In an opening chapter, Lapini reviews the scholarly literature about these fragments and defends the attribution of the anonymous fragment to Heraclides Ponticus. He also offers a new interpretation of the incident referred to in the fragmentary tale drawn from the tradition about Periander. The object of Periander’s murderous plot was not his father Cypselus, as some interpreters have supposed, but members of the Bacchiad clan, descendants of the old ruling elite of Corinth. In his final chapter, the author connects this incident with the war between Corinth and Corcyra, which he dates to the 560’s. The six chapters that intervene are devoted to the chronological problems that stand in the way of accepting this reconstruction as historical or, at least, historically plausible.
The general thesis of the study is that there did exist in antiquity a tradition about Periander that makes a synchronism with Pisistratus possible. This tradition was not, however, the “low chronology” of Beloch and his followers, who would date the end of the Cypselid tyranny as late as 550 or even 540—several decades later than the “traditional” date in the 580’s. Lapini argues that the traditional chronology is correct (or approximately so), but that Periander lived for another twenty years or so after his expulsion from Corinth. The dastardly deeds of Periander portrayed as recent in the dialogue are to be associated with the famous battle between Corinth and Corcyra mentioned by Thucydides as having taken place some 260 years before the end of “this war.” Taking Thucydides’ reference as implying a date in the 560’s for the battle, Lapini suggests that the conflict represented Periander’s attempt to establish himself on Corcrya after having lost control of Corinth.

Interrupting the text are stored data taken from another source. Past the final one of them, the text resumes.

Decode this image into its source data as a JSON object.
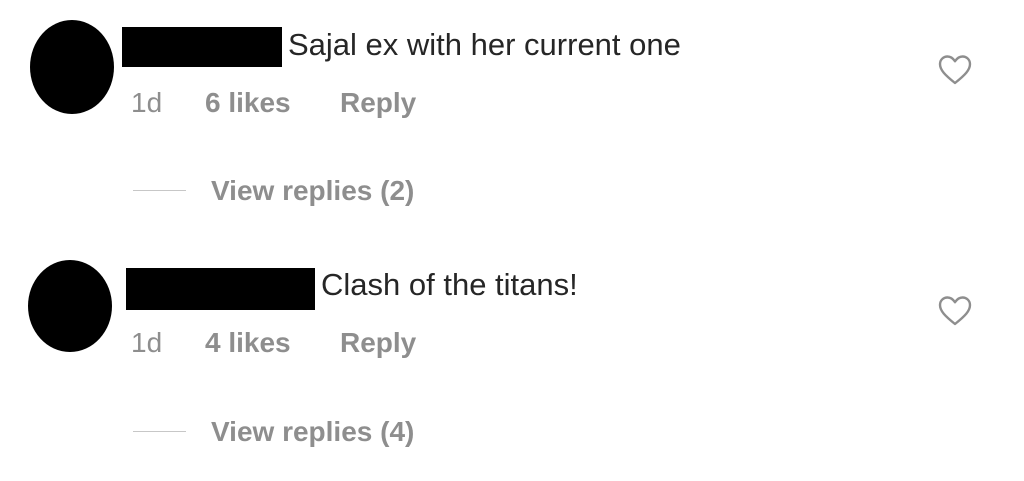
{
  "comments": [
    {
      "text": "Sajal ex with her current one",
      "time": "1d",
      "likes": "6 likes",
      "reply_label": "Reply",
      "view_replies": "View replies (2)",
      "like_icon": "heart-outline-icon"
    },
    {
      "text": "Clash of the titans!",
      "time": "1d",
      "likes": "4 likes",
      "reply_label": "Reply",
      "view_replies": "View replies (4)",
      "like_icon": "heart-outline-icon"
    }
  ],
  "colors": {
    "text_primary": "#262626",
    "text_secondary": "#8e8e8e",
    "divider": "#c7c7c7",
    "redaction": "#000000"
  }
}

In addition to this central argument about the date of Periander, Lapini reviews the evidence for Solon and for the vicissitudes of the Pisistratid tyranny. He connects the statement of the papyrus that Solon was in Ionia at the time of Pisistratus’s first tyranny with the tradition that Solon absented himself from Athens after instituting his reforms; and he accepts the argument that Solon’s reforms should be dated to the 570’s, some twenty years after his archonship. He accepts the general outlines of Felix Jacoby’s solution to the problem of reconciling the variant dates for the Pisistratid tyranny, but lowers the date of the Battle of Pallene from Jacoby’s 546, in approximate synchronism with the Fall of Sardis, to about 540.
Lapini’s suggestions are plausible, but unlikely to put an end finally to this debate. The greatest value of the book lies in its thorough and lucid review of more than a hundred years of scholarly debate on these problems. There are chapters on the dates of Solon, Pisistratid chronology, the war between Athens and Mitylene in the Troad (Herodotus 5.94), and the story (Herodotus 3.48) that Periander sent 300 Corcyraean boys to Lydia to serve as eunuchs. In a set of appendices, the reader will find brief discussions of such problems as the Cylonian affair, the colonization of Thera, and the first exile/return of Pisistratus.
Anyone interested in the problems of early Greek chronology will read this volume with profit.